You go to all the openings, debuts, launches, lunches, and after parties in town, and what is it you have to do? Take photos! Huh, how hard can that be? Furthermore your work is published in the top fashion magazines, and your photography is the talk of the town.
And then as my former flatmate discovered, there are a whole bunch of extra “perks”. Like the “friendships” with the aforementioned fabulous, glamourous beautiful people, and the over eager wannabe models and B-Listers trying to “get noticed”.
The list goes on, oh, and who else is able to boast about being invited to Nicole Kidman’s house for dinner?
I have a camera, I could have a crack at this. Ok, it’s a very small digital camera, but it has a resolution of 3.2 Megapixels, and it does take photos, what more do you ask?
Well actually just a little more than that…

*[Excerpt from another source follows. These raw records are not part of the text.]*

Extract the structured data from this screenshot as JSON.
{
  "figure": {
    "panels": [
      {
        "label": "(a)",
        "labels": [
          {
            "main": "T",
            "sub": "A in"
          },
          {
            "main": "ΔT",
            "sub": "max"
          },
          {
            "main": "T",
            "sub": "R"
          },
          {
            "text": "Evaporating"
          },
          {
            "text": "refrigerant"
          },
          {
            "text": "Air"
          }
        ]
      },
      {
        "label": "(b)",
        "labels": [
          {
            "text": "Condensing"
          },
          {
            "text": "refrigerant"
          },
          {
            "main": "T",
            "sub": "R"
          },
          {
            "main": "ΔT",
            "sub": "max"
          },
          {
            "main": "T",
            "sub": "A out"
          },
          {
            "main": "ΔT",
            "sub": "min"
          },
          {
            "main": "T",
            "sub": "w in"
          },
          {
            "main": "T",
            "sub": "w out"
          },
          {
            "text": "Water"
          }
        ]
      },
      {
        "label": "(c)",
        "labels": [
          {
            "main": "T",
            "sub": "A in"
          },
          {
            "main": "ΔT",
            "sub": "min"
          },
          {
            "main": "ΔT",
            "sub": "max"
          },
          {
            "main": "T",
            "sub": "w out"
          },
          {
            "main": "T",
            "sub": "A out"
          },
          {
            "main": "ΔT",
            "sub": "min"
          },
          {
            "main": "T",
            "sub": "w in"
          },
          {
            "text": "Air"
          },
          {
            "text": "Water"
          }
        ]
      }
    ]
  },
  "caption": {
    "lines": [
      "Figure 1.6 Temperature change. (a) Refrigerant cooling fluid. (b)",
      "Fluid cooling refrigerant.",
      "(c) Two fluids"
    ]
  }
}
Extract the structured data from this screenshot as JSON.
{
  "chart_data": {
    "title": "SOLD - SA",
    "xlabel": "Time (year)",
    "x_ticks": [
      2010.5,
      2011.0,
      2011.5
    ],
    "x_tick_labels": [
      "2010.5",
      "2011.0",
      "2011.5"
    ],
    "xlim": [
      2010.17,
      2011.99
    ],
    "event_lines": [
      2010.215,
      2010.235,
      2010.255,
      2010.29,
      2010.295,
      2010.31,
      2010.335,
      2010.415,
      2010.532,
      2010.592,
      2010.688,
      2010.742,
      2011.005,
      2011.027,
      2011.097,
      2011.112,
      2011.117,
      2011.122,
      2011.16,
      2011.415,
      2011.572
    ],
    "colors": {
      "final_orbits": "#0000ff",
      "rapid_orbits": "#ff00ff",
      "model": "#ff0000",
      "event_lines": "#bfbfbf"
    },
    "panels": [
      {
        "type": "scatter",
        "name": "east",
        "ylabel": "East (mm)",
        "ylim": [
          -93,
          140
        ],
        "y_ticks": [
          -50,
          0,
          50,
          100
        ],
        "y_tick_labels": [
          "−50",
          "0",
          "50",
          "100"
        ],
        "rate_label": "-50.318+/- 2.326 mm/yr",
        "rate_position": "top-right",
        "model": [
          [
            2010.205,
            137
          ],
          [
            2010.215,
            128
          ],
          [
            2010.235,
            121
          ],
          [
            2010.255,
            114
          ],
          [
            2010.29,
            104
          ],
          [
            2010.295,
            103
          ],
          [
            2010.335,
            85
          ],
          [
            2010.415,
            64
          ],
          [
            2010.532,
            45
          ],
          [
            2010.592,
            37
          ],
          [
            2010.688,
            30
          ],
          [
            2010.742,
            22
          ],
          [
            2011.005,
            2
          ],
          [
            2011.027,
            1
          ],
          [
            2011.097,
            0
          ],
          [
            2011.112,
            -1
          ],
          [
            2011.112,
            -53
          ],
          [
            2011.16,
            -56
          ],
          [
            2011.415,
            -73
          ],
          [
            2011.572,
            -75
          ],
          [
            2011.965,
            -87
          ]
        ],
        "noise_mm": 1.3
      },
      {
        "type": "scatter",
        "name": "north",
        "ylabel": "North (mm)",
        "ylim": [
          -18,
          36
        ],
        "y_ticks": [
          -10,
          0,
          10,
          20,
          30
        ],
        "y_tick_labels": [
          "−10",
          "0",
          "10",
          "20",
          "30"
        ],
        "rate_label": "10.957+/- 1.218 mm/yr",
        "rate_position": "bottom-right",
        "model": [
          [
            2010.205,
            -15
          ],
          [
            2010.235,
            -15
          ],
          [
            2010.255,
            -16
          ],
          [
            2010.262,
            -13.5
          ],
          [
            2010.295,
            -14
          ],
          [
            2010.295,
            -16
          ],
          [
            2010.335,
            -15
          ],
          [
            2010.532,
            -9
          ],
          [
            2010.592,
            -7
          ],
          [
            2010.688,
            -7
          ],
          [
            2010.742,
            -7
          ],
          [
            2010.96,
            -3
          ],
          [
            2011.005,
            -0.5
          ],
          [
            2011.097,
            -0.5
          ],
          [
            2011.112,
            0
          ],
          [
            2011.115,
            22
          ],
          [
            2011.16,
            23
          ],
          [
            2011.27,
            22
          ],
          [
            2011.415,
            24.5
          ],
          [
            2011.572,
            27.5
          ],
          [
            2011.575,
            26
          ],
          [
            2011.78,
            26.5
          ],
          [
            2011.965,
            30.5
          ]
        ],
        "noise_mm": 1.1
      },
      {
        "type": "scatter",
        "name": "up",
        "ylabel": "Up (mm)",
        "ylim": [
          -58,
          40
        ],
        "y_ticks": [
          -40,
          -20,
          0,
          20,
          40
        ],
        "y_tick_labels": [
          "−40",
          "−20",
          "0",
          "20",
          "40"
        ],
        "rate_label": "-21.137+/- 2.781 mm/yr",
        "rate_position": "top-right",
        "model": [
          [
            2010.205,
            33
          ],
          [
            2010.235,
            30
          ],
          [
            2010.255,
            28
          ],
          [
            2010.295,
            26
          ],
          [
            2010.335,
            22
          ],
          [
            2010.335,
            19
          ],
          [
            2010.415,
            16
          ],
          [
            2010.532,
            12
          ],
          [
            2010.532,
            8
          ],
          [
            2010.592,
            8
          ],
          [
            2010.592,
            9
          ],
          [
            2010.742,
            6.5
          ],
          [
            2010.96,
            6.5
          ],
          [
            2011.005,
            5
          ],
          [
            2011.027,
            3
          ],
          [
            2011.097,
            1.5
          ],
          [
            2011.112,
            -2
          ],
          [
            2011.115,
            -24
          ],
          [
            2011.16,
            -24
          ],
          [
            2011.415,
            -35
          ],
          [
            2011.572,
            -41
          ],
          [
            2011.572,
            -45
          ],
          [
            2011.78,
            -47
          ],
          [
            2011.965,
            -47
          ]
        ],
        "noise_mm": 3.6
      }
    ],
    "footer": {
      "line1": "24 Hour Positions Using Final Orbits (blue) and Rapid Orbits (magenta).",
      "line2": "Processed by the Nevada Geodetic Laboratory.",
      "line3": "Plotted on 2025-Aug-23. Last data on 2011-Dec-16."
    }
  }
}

Like some actual talent and ability for taking photos. And a little charisma so you can “work it baby, work it.” A decent portfolio that will catch the eye of someone like Miranda Priestly is a must. And while we are talking about Miranda Priestly some of her attitude would also go a long to bringing your ambitions to fruition.
And you know about attitude don’t you? Either you have, or you don’t. Looks like my digital cam isn’t going to cut it for me after all. And by the way, yes, size matters in this industry babee.
But then there’s also long hours, countless re-shots, the fabulous, glamourous beautiful people, and other A-Listers who “forget” show up for the shot, or who are three hours “fashionably” late, dah-ling. There are late nights in the dark room, and the countless rejections from Miranda Priestly and her ilk.
So is it really for you?
My old flatmate is a food photographer now. He says food doesn’t talk back, turn up late, nor call at 3 o’clock in the morning to talk incessantly about domestic problems, or final demands from the tax office.
Good food speaks for itself he says, and doesn’t have bad hair days, nor blood shot eyes.
But the best part is he can be tempted by good food without getting into the least bit of trouble with his wife!